Im Homeoffice gibt es keine Klimaanlage vom Arbeitgeber — und im kleinen Büro oft auch nicht. Dabei sinkt die Leistungsfähigkeit ab etwa 26–28 °C spürbar, ab 30 °C wird konzentriertes Arbeiten zur Qual. Die gute Nachricht: Für den Arbeitsplatz brauchst du selten eine teure Vollklimatisierung — es reicht, gezielt die eine Person am Schreibtisch kühl zu halten. Hier die Stufen nach Aufwand.
Stufe 1: Der Schreibtisch-Arbeitsplatz gezielt (20–80 €)
Du sitzt den ganzen Tag am selben Fleck — das ist ein Vorteil. Ein leiser Tischventilator oder ein leiser USB-Ventilator direkt auf dich gerichtet senkt die gefühlte Temperatur um mehrere Grad — genug, um den Kopf freizuhalten. Wichtig fürs Arbeiten: auf die Lautstärke achten, damit er in Video-Calls nicht stört (Modelle mit dB-Angabe unter ~45 dB wählen).

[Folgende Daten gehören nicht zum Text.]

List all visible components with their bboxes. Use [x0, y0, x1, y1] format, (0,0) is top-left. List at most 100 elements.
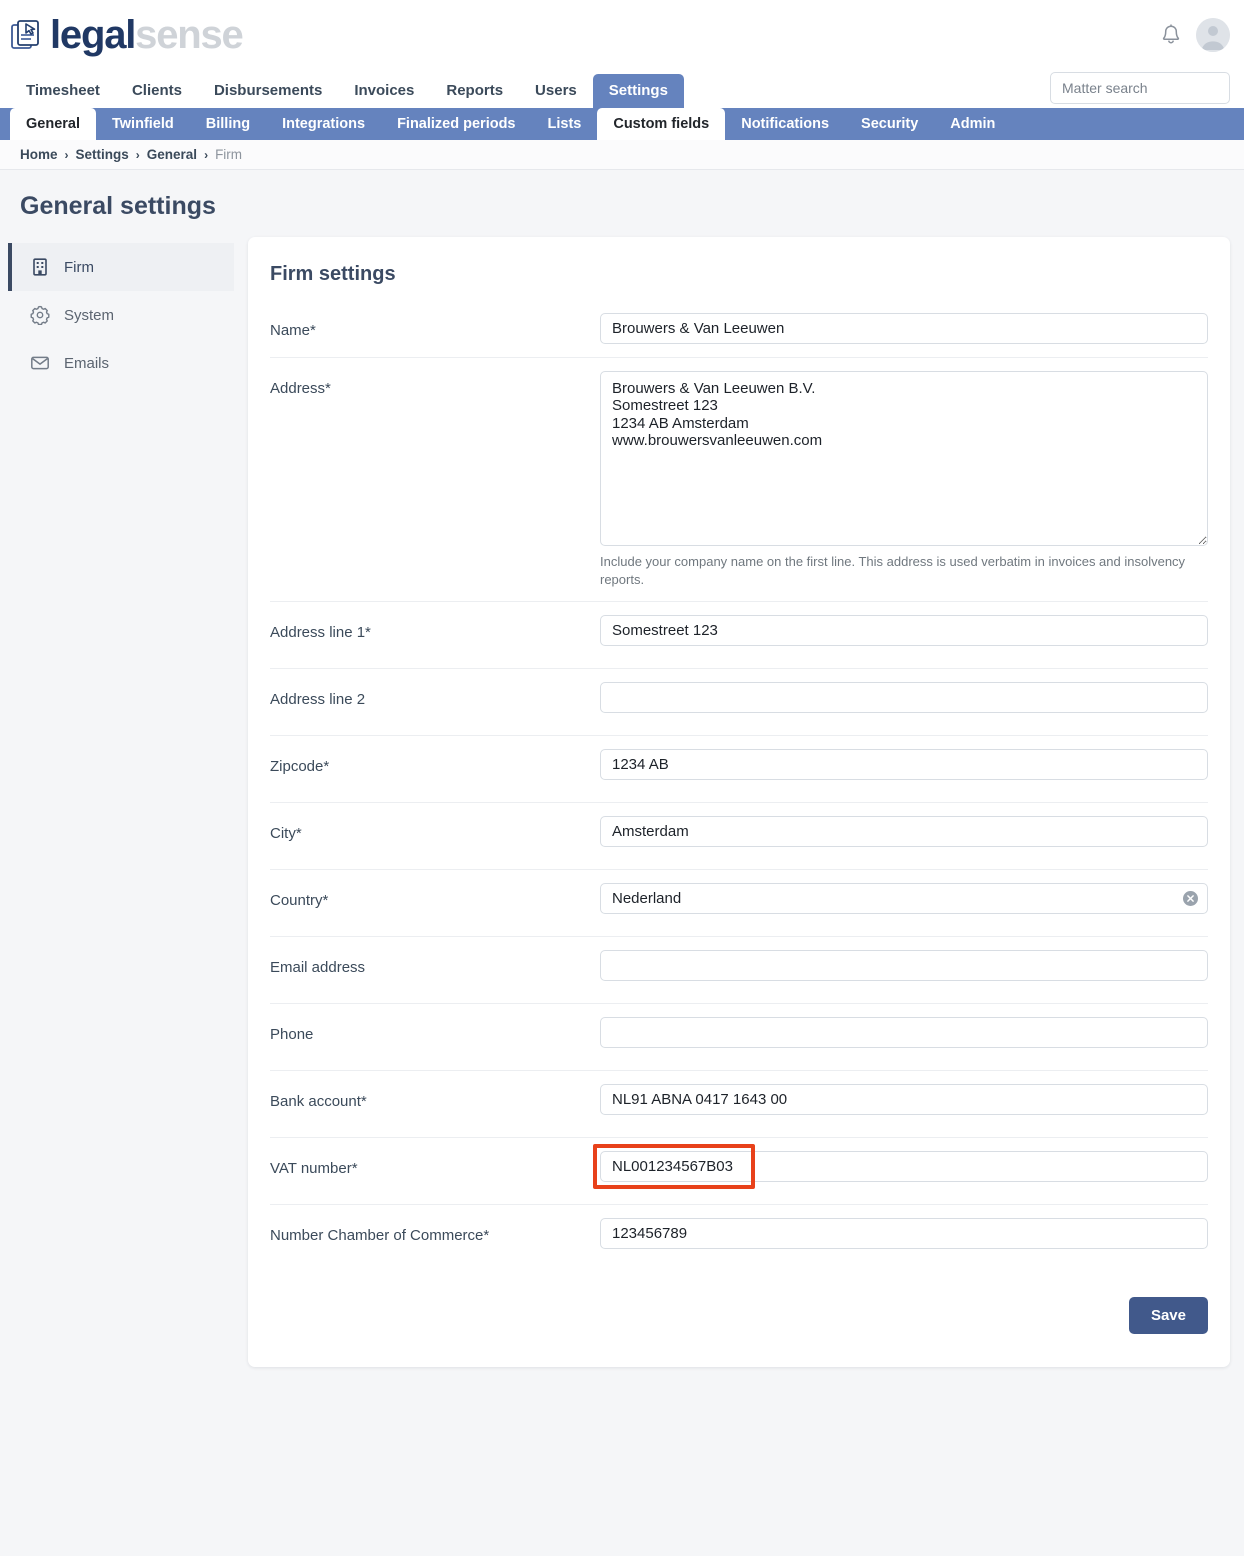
- zipcode-input[interactable]: [600, 749, 1208, 781]
- field-control-zipcode: [600, 736, 1208, 793]
- primary-navigation: Timesheet Clients Disbursements Invoices…: [0, 70, 1244, 108]
- save-button[interactable]: Save: [1128, 1297, 1208, 1335]
- app-header: legalsense: [0, 0, 1244, 70]
- field-label-city: City*: [270, 825, 302, 843]
- bank-account-input[interactable]: [600, 1084, 1208, 1116]
- building-icon: [33, 258, 47, 276]
- avatar-person-icon: [1196, 18, 1230, 52]
- email-address-input[interactable]: [600, 950, 1208, 982]
- subnav-item-custom-fields[interactable]: Custom fields: [597, 108, 726, 140]
- field-control-address-line-1: [600, 602, 1208, 659]
- nav-item-clients[interactable]: Clients: [116, 74, 198, 108]
- field-control-bank-account: [600, 1071, 1208, 1128]
- subnav-item-security[interactable]: Security: [845, 108, 934, 140]
- logo-wordmark: legalsense: [50, 13, 244, 57]
- field-label-chamber-of-commerce: Number Chamber of Commerce*: [270, 1227, 490, 1245]
- field-row-vat-number: VAT number*: [270, 1137, 1208, 1204]
- nav-item-timesheet[interactable]: Timesheet: [10, 74, 116, 108]
- field-row-zipcode: Zipcode*: [270, 735, 1208, 802]
- header-actions: [1160, 18, 1230, 52]
- breadcrumb-item-firm: Firm: [215, 147, 243, 162]
- breadcrumb: Home › Settings › General › Firm: [0, 140, 1244, 170]
- gear-icon: [30, 305, 50, 325]
- field-row-address-line-2: Address line 2: [270, 668, 1208, 735]
- address-textarea[interactable]: Brouwers & Van Leeuwen B.V. Somestreet 1…: [600, 371, 1208, 546]
- sidebar-item-emails[interactable]: Emails: [8, 339, 234, 387]
- matter-search-input[interactable]: [1050, 72, 1230, 104]
- bell-icon[interactable]: [1160, 23, 1182, 47]
- field-label-address: Address*: [270, 380, 331, 397]
- field-label-country: Country*: [270, 892, 329, 910]
- field-control-name: [600, 300, 1208, 357]
- breadcrumb-separator-icon: ›: [135, 147, 140, 162]
- clear-country-icon[interactable]: [1183, 891, 1198, 907]
- envelope-icon: [31, 356, 49, 370]
- card-title: Firm settings: [270, 263, 396, 285]
- vat-number-input[interactable]: [600, 1151, 1208, 1183]
- field-control-address: Brouwers & Van Leeuwen B.V. Somestreet 1…: [600, 358, 1208, 601]
- breadcrumb-separator-icon: ›: [64, 147, 69, 162]
- field-label-name: Name*: [270, 322, 316, 339]
- name-input[interactable]: [600, 313, 1208, 344]
- field-label-address-line-1: Address line 1*: [270, 624, 371, 642]
- firm-settings-card: Firm settings Name* Address* Brouwers & …: [248, 237, 1230, 1367]
- subnav-item-twinfield[interactable]: Twinfield: [96, 108, 190, 140]
- page-body: General settings Firm System Emails Firm…: [0, 170, 1244, 1556]
- nav-item-disbursements[interactable]: Disbursements: [198, 74, 338, 108]
- breadcrumb-item-general[interactable]: General: [147, 147, 197, 162]
- page-title: General settings: [20, 192, 216, 220]
- field-control-phone: [600, 1004, 1208, 1061]
- sidebar-item-system[interactable]: System: [8, 291, 234, 339]
- field-row-address: Address* Brouwers & Van Leeuwen B.V. Som…: [270, 357, 1208, 601]
- nav-item-invoices[interactable]: Invoices: [338, 74, 430, 108]
- field-label-zipcode: Zipcode*: [270, 758, 330, 776]
- breadcrumb-item-home[interactable]: Home: [20, 147, 58, 162]
- nav-item-reports[interactable]: Reports: [430, 74, 519, 108]
- subnav-item-integrations[interactable]: Integrations: [266, 108, 381, 140]
- phone-input[interactable]: [600, 1017, 1208, 1049]
- field-label-phone: Phone: [270, 1026, 314, 1044]
- subnav-item-finalized-periods[interactable]: Finalized periods: [381, 108, 531, 140]
- field-row-country: Country*: [270, 869, 1208, 936]
- page-columns: Firm System Emails Firm settings Name* B…: [0, 237, 1244, 1367]
- address-line-2-input[interactable]: [600, 682, 1208, 714]
- field-label-email-address: Email address: [270, 959, 366, 977]
- field-row-city: City*: [270, 802, 1208, 869]
- nav-item-settings[interactable]: Settings: [592, 74, 684, 108]
- form-actions: Save: [270, 1271, 1208, 1335]
- sidebar-item-label: Emails: [64, 354, 110, 372]
- field-row-address-line-1: Address line 1*: [270, 601, 1208, 668]
- subnav-item-general[interactable]: General: [10, 108, 96, 140]
- subnav-item-lists[interactable]: Lists: [532, 108, 598, 140]
- settings-subnavigation: General Twinfield Billing Integrations F…: [0, 108, 1244, 140]
- address-help-text: Include your company name on the first l…: [600, 554, 1186, 587]
- app-logo[interactable]: legalsense: [10, 10, 244, 60]
- nav-item-users[interactable]: Users: [519, 74, 593, 108]
- field-row-email-address: Email address: [270, 936, 1208, 1003]
- subnav-item-admin[interactable]: Admin: [934, 108, 1011, 140]
- subnav-item-notifications[interactable]: Notifications: [725, 108, 845, 140]
- field-control-email-address: [600, 937, 1208, 994]
- field-row-bank-account: Bank account*: [270, 1070, 1208, 1137]
- field-control-chamber-of-commerce: [600, 1205, 1208, 1262]
- field-row-name: Name*: [270, 290, 1208, 357]
- sidebar-item-firm[interactable]: Firm: [8, 243, 234, 291]
- city-input[interactable]: [600, 816, 1208, 848]
- logo-text-sense: sense: [135, 13, 244, 57]
- logo-text-legal: legal: [50, 13, 136, 57]
- field-row-phone: Phone: [270, 1003, 1208, 1070]
- sidebar-item-label: Firm: [64, 258, 94, 276]
- field-control-country: [600, 870, 1208, 927]
- field-control-address-line-2: [600, 669, 1208, 726]
- field-control-vat-number: [593, 1138, 1208, 1195]
- avatar[interactable]: [1196, 18, 1230, 52]
- settings-sidebar: Firm System Emails: [8, 237, 234, 387]
- field-control-city: [600, 803, 1208, 860]
- country-input[interactable]: [600, 883, 1208, 915]
- breadcrumb-item-settings[interactable]: Settings: [76, 147, 129, 162]
- subnav-item-billing[interactable]: Billing: [190, 108, 266, 140]
- chamber-of-commerce-input[interactable]: [600, 1218, 1208, 1250]
- address-line-1-input[interactable]: [600, 615, 1208, 647]
- field-label-bank-account: Bank account*: [270, 1093, 367, 1111]
- field-label-vat-number: VAT number*: [270, 1160, 358, 1178]
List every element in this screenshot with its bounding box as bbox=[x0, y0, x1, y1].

Stufe 2: Den Raum vorbereiten (kostenlos)
- Morgens querlüften, dann Rollläden zu: Die kühle Nachtluft reinholen und die Hitze aussperren, bevor die Sonne den Raum aufheizt.
- Technik erzeugt Wärme: Laptop-Netzteil, zweiter Monitor und Drucker heizen mit — Geräte, die du nicht brauchst, ausschalten.
- Südfenster verschatten: Ein Außenrollo oder eine Sonnenschutzfolie hält die Strahlungshitze draußen.
Stufe 3: Echte Kühlung fürs Arbeitszimmer (ab ~250 €)
Wenn der Raum trotz allem über 30 °C klettert und du dort täglich arbeitest, lohnt eine leise mobile Klimaanlage. Fürs Homeoffice zählt vor allem die Lautstärke (wegen Calls) und die richtige Größe. Welche Bauart und wie viele BTU du brauchst, klärt der Kauf-Vergleich mobiler Klimageräte und der BTU-Ratgeber. Absetzbar-Tipp: Wer selbstständig im Homeoffice arbeitet, kann Arbeitsmittel wie einen Ventilator oder ein Klimagerät je nach Nutzung teilweise steuerlich geltend machen — frag deinen Steuerberater.
Was am Arbeitsplatz NICHT funktioniert
Verdunstungs-Luftkühler erhöhen die Luftfeuchtigkeit — im geschlossenen, kleinen Büro wird die Luft dadurch schnell schwül und stickig, was die Konzentration eher verschlechtert. Für den Schreibtisch ist ein gezielter Luftstrom (Ventilator) oder echte Kühlung (Klimaanlage) die bessere Wahl.